At the 2003 International Security Conference

The International Security Conference in Munich
The International Security Conference in Munich. Courtesy of arbeiterfotografie.com.

Alexander Kluge is best known outside of Germany as a filmmaker, but in his own country he is also a renowned author, the 2003 recipient of the Georg Büchner Prize. Trained as a lawyer, Kluge became acquainted with Theodor Adorno while working for the Institute for Social Research in Frankfurt, and the roots of his philosophical approach to writing can be found in the tradition of Critical Theory. Selections from his latest book, Die Lücke, die der Teufel läßt, have been published in English by New Directions as The Devil’s Blind Spot.

Die Lücke, die der Teufel läßt is a 900-page volume of stories, many of them grounded in historical fact, some pure fiction, and all but a few under five pages long. Kluge pieces together fragments of history and human experience, both real and imagined, to form a composite image out of what is seen and what is implied. Subjects range from witchcraft to warfare, Carthage to Chernobyl, Aristotle to astronomy, organized under chapter headings that pose questions such as “Can a body politic say I?” and “Is there a dividing line between eras?” The stories printed here appear in the chapter “What is power / Whom can we trust?”

The classical field of scientific management (or ergometry) was focused on production: how much time and effort is expended in what process to create what product. So, for instance, at this conference I am interested in the following distinction: how much brainpower goes into carrying out routine duties and moderation (sales discussions, lobbying, greeting, maintaining hierarchical relationships), and how much consists of critique. My conclusion: 92% is used in routine duties and moderation!))

In the rooms of the five-star hotel in Munich, where the conference halls are still adorned with the rounded arches and bulky curtains familiar from German films of the early ’60s, with Spanish trellises breaking up the view, a swell of voices reveals a wealth of languages and lively, acute intelligence at work. There is no mental labor in the absence of pressure. The pressure here comes from the fact that in just a few hours, the lobbyists will have to impart new ideas into the cooperative minds of the decision makers in attendance, new in view of the situation, the change in all matters of US strategy that has come about with President Bush’s new administration. This is the primary reason for the electrified buzz of conversation which fills the room all the way up to the chandeliers, fueled by coffee.

On the median strip in front of the hotel: a small group of freezing people. They hold signs protesting the National Missile Defense (NMD) project and cautioning against a new arms race. One of the activists, Berthold G., has managed to make his way into the hotel; he is dressed as a waiter, and blends in with the others who are serving small cups of coffee to the security-conference delegates. A triumph over the security forces. Exploiting the fact that the hotel is so large that individual employees do not necessarily know one another. Berthold G. could set out flyers or start a critical dialogue with someone. But with whom? Starting such a conversation would blow his cover. Who among the thinkers here would listen to him, the critical intellectual?

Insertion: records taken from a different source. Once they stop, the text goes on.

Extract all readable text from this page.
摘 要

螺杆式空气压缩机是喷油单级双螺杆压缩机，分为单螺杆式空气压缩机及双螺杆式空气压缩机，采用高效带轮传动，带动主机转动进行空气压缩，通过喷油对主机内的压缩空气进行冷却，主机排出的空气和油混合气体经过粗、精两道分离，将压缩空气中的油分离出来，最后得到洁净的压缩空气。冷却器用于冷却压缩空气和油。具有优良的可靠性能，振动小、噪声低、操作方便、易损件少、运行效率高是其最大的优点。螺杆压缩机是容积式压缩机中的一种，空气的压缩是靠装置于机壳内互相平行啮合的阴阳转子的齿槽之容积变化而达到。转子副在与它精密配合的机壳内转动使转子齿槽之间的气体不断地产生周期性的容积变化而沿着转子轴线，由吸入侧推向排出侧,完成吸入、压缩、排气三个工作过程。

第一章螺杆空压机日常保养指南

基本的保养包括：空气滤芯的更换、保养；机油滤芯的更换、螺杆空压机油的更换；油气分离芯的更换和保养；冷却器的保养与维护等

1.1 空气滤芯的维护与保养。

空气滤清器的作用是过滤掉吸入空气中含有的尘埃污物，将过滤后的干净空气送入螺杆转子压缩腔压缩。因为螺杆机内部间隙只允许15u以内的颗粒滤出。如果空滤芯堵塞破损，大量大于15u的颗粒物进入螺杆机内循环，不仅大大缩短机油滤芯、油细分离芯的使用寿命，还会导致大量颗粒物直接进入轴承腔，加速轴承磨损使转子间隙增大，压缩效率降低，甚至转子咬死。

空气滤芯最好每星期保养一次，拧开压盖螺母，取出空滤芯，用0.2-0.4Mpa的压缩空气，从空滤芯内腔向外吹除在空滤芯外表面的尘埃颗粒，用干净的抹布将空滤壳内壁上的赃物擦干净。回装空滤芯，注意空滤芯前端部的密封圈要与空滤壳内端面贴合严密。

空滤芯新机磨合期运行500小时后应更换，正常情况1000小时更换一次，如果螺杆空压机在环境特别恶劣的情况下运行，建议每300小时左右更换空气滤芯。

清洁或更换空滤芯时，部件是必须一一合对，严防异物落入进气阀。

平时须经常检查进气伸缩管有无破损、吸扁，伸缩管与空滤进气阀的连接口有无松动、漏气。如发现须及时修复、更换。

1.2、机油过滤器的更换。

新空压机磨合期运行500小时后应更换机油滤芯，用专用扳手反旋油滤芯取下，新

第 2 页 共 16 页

Time is valuable. A retired vice admiral of the German Federal Armed Forces—a defense company lobbyist, former chief planner, and well-known military author—had a bit of free time because he had gotten his most important conversations out of the way the previous evening. What could convince him to engage in a critical discussion? What does critique even mean to him, as someone who does not waste words or thoughts? It would be a critical act to tell a decision maker something that later failed to come true. Not only critical, but also malicious to say something false, and thus to destroy the assumption of reliability, of relationships founded on trust. Each bears the other’s burden, and so every step that strengthens relationships of mutual trust represents progress in this context.

What does Berthold G. understand of this economy of mental labor? Now, during a break in the proceedings, the Supreme Commander of the Macedonian army has taken up residence in one corner of the dining room, where he holds court. It is suspected that his adjutant, a woman, is also his lover. He wears the uniform of the Macedonian armed forces. His connections to NATO secure his position within his own country, something which the country’s internal political arrangements cannot guarantee. He commands a conventional army. This afternoon he will deliver a speech exactly fourteen minutes long, i.e., just as long as that of his counterpart, the Bulgarian Defense Minister. His primary concern is to avoid saying anything that might disturb any of those in attendance. To achieve this requires the employment of a high degree of intelligence, by Western standards.

I myself, who describe all of this, practice the trade, as I have said, of scientific management. My employer, an automotive company, has lent my services to the foundation that organized this conference. I find myself constitutionally incapable of slipping out of my role. My character, as unique as a fingerprint, compels me to act as a productivity expert.